The filter also includes a running average to further smooth the output. The result is remarkably clean voltage readings. I’m getting microvolt resolution and sample rates around 10Hz.
Somehow it’s 120Mbps
Because the microcontroller I’m using has a fantastic DMA system, I’m using the RP2040 to automatically transfer blocks of data from the PIO’s RX FIFO to memory without CPU intervention. This greatly reduces the processing burden on the main CPU, enabling it to focus on tasks such as additional signal processing.
As a quick aside, reading one channel of ACM DAC data is processing about 15 Megabits per second. Eight channels is 120Mbps. That’s processing data faster than late 90s Ethernet on a chip that costs $4. That’s absurd.
Device Hardware
For this to be a useful industrial DAQ, it needs to have inputs and outputs. For this, I added a W5500 Ethernet controller. USB-C is the future, but I don’t need USB3. I wired up a USB-C port as a USB 2.0 interface, which is sufficient. Power is provided either through the USB-C port or a barrel jack while four transistors form a power OR circuit, allowing this device to be powered by either the barrel jack or USB port.
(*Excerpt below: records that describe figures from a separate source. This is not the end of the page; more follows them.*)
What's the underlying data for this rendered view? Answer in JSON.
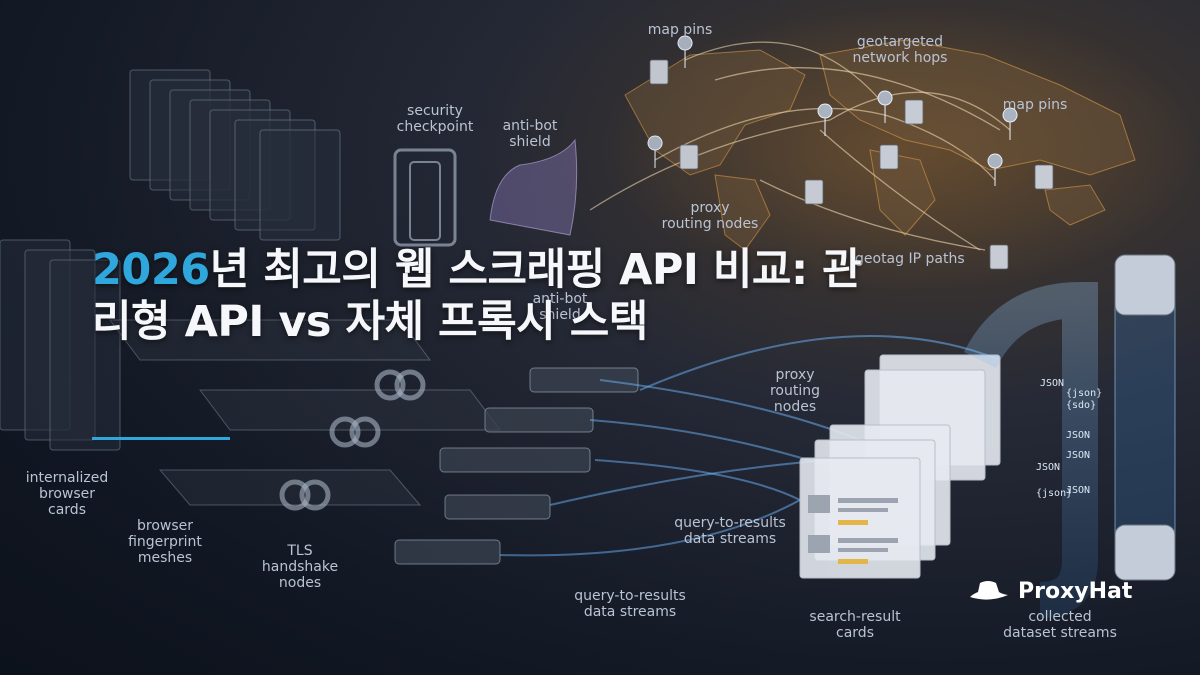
{
  "title": {
    "year": "2026",
    "rest": "년 최고의 웹 스크래핑 API 비교: 관리형 API vs 자체 프록시 스택"
  },
  "labels": {
    "map_pins_1": "map pins",
    "geotargeted": "geotargeted\nnetwork hops",
    "map_pins_2": "map pins",
    "security_checkpoint": "security\ncheckpoint",
    "anti_bot_1": "anti-bot\nshield",
    "proxy_nodes_1": "proxy\nrouting nodes",
    "geotag_paths": "geotag IP paths",
    "anti_bot_2": "anti-bot\nshield",
    "proxy_nodes_2": "proxy\nrouting\nnodes",
    "internalized_cards": "internalized\nbrowser\ncards",
    "fingerprint_meshes": "browser\nfingerprint\nmeshes",
    "tls_nodes": "TLS\nhandshake\nnodes",
    "query_streams_1": "query-to-results\ndata streams",
    "query_streams_2": "query-to-results\ndata streams",
    "search_result_cards": "search-result\ncards",
    "collected_streams": "collected\ndataset streams"
  },
  "json_tags": [
    "JSON",
    "{json}",
    "JSON",
    "{sdo}",
    "JSON",
    "JSON",
    "{json}",
    "JSON"
  ],
  "brand": {
    "name": "ProxyHat"
  },
  "colors": {
    "accent": "#2fa6dc",
    "map_glow": "#e8a24a",
    "stream": "#6fb8ff"
  }
}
One thing I’ve noticed on industrial hardware is the complete lack of a user interface. I’ve used Ethernet DAQs where the only way to tell what IP address a device is set to is to use nmap after plugging it in. This device has a small OLED display that shows you its own IP address. I expect this to save at least a man-week of work every year. There are also side-mounted LEDs below this display and light pipes through the case. Even I question the utility of these LEDs but they look great and were cheap to implement.
Connectivity is mostly through Modbus over Ethernet, although streaming over serial is also supported. This is in line with most of the other data acquisition tooling at my job.
A thermocouple reader also needs cold-junction compensation, or a temperature measurement of the interior of the device. This is accomplished by an LMT01 temperature sensor placed underneath the header for the thermocouples. This is read by another bit of PIO code on the microcontroller, freeing up a little bit more processing power.